1) - I figli di Dio si fidano di Dio. Non facciamogli questo torto... vita di fede operosa.... A Lui rendetevi disponibili.
2) Seguendolo. Facendo la sua volontà. Croce!
- Ma questo è santificarsi! Parola passata di moda! Eppure..! Abbiamo bisogno di santi... testimoni! - Siamo obbligati? È volontà di Dio. E' volontà della Chiesa.
- In che cosa consiste? Non in grazie straordinarie, ma nella grazia... Corpo Mistico.
- In che modo ci santifichiamo? "Coloro che fanno la volontà". È la sua volontà: "amatevi come io...".
3) E Lui ci ha amati fino alla morte e risurrezione! Qui sta il punto che ci mette in crisi. Cioè:
- durante la Santa Messa, di fronte a tutti, dichiariamo che mentre siamo in attesa della sua venuta, annunciamo con la nostra vita, la sua morte e risurrezione.
- In questa realtà siamo stati fatti figli, questa realtà dobbiamo vivere nella nostra vita.
Due indicazioni:
1) Mc. 8, 31-37. Ci dice della sua morte. La annuncia come si verificherà: tradimento, insuccesso, abbandono; dovrà essere respinto. Morte, poi, ignominiosa...
- Vivere la sua morte. Accettare di non essere compresi, trattati male, messi da parte... perché si vuole rimanere fedeli a Lui... E questo porta divisioni... povertà...
- Così solo la materia sarà pura e la potremmo offrire all'offertorio: ma saremo noi, con Cristo, questa materia pura. Quanta materia scadente invece.
- Vivere la morte è il donarsi totalmente... senza lasciare qualcosa per sé...
-> Solo così Cristo rivive in noi la sua passione, e la sua risurrezione per molti.

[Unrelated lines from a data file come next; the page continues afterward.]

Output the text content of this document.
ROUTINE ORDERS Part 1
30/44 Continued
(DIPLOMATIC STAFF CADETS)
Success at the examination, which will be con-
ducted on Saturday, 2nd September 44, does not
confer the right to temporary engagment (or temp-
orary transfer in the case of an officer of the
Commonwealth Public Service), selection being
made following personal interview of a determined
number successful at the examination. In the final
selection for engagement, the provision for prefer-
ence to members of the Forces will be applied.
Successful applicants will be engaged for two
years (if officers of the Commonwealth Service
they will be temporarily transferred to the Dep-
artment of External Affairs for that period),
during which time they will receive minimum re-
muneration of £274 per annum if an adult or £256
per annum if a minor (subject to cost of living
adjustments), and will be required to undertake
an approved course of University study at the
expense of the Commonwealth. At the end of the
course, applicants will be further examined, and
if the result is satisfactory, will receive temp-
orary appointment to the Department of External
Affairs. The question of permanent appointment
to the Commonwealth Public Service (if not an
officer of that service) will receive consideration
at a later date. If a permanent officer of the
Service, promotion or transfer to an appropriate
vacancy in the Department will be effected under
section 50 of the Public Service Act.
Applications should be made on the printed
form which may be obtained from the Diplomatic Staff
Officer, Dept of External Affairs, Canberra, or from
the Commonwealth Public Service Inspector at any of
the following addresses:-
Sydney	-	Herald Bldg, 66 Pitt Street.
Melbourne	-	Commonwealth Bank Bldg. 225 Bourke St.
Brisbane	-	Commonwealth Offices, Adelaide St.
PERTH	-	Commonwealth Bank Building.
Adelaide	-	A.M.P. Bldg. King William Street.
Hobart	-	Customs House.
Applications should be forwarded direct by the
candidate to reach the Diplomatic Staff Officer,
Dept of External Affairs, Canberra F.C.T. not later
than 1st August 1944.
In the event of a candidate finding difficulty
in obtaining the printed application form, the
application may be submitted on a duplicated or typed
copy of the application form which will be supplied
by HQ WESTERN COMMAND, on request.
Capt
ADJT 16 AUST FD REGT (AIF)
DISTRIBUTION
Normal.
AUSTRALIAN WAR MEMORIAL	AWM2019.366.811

-> Così scopriamo che Cristo veramente è risorto, facendo risorgere!
2) Di fronte a questa risurrezione potremmo, inizialmente, rimanere sbigottiti, come le donne che per paura non dicevano nulla; ma poi apostoli come quelli di Emmaus.
Allora: a) cammineremo da figli di Dio (per camminare importa sempre una rottura e un passaggio...)
b) si vivrà nella speranza
c) nella pace.
d) nella gioia.
Essere figli, vivere la santità è rivivere la morte e la resurrezione del Cristo. E' vivere realmente ciò che diciamo o dichiariamo solo con la bocca.